In serverless environments, applications should scale to zero when not in use and then be able to create new instances immediately to handle increased load. Open Liberty can start an application from zero to first response in just 1 second. While this can be considered fast, start up time for the application framework should ideally be less than 200 milliseconds to avoid high latency for the application user in a serverless environment.
One approach to make Java faster to start up has been to compile to native. This has proven to greatly reduce the startup time of many Java cloud applications to less than 100 milliseconds. However, native compilation of Java while being powerful when it works, also has many challenges that may prohibit some applications from taking advantage of the quick startup without undergoing significant changes. Also, compiling to native often has a negative effect on throughput of the application.

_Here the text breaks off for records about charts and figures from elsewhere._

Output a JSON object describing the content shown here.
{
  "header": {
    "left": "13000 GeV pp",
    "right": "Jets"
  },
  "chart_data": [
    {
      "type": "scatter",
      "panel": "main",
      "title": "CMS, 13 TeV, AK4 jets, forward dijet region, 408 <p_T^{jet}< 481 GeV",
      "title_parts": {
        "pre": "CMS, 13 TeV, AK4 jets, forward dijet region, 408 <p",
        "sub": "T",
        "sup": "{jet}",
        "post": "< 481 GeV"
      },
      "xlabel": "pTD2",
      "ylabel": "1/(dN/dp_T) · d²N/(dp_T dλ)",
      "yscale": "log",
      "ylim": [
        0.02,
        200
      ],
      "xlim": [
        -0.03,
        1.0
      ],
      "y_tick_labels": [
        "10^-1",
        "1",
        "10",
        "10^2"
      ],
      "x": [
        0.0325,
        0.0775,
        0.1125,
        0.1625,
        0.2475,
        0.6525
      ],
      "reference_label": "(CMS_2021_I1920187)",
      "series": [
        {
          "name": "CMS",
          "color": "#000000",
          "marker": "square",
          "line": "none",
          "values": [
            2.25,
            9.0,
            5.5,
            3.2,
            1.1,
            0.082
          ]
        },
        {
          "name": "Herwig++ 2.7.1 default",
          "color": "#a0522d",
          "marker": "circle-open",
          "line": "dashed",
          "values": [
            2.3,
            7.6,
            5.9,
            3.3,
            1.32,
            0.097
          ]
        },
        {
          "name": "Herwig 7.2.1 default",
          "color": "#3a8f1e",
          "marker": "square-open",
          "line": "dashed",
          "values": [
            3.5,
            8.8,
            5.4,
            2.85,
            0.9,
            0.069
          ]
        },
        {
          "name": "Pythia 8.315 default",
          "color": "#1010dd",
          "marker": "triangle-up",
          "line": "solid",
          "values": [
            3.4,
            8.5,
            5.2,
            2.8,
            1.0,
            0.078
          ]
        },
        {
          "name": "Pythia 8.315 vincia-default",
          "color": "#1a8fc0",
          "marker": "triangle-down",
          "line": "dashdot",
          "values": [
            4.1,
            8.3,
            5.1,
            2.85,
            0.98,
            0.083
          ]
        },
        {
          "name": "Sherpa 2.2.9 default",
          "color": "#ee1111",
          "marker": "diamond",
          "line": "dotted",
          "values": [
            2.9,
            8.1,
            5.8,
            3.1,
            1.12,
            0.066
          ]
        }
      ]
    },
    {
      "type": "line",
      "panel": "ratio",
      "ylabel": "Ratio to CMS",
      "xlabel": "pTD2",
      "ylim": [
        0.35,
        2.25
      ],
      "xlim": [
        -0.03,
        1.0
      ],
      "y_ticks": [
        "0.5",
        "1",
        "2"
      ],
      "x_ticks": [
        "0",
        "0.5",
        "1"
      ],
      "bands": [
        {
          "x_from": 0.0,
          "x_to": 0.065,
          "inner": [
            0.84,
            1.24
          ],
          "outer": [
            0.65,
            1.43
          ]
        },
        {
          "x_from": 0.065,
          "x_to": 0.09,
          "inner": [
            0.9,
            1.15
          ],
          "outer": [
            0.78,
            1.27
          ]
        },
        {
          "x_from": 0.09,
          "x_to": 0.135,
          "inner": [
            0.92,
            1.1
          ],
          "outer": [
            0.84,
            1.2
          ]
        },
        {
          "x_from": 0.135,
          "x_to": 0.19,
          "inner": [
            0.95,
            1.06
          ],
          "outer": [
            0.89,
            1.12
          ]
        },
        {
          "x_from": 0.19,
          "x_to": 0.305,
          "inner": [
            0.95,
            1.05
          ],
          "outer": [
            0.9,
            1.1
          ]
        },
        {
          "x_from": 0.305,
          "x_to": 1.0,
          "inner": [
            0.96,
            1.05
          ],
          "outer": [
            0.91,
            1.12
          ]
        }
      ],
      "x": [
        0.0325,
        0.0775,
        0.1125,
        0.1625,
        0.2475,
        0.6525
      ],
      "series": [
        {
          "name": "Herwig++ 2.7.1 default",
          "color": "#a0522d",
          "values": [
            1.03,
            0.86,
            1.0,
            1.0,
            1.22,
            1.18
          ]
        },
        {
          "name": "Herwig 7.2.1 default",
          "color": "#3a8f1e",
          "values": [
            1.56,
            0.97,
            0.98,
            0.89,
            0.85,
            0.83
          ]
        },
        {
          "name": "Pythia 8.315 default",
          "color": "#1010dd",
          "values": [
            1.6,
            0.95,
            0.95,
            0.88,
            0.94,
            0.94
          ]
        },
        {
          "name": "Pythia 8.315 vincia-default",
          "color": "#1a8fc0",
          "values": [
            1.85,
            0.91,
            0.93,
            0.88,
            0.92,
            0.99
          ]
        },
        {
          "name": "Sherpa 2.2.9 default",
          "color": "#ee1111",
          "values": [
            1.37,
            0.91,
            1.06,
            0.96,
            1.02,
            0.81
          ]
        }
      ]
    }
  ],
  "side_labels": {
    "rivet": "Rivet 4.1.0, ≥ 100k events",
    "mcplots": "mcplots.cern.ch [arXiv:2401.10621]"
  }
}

In this talk I will discuss a different approach to achieve "Instant On" for Java applications using Checkpoint/Restore in Userspace (CRIU). CRIU is a feature available on Linux that enables a snapshot of a running application to be taken. This snapshot can then be restored very quickly from the point the snapshot was taken and resume serving the application users. One advantage of this type of approach is that once the application is restored it is business as usual for the Java application in that all the functionality of a normal Java environment are available to the application. No additional changes should be necessary for the application to take advantage of the instant on functionality provided by CRIU.
There are several things to consider when using CRIU to ensure the restored process behaves properly. For example, ensuring a snapshot doesn't contain secrets and keys that must not be shared with each restored instance of the application, or ensure random number generators continue to give uniquely random sequences to each application instance. I will discuss how we are working with the Eclipse OpenJ9 and Open Liberty projects in order to achieve "Instant On" while addressing these kinds of issues for Java applications. I will also demonstrate an example of using this approach with OpenJ9 and Open Liberty in a (docker) container image.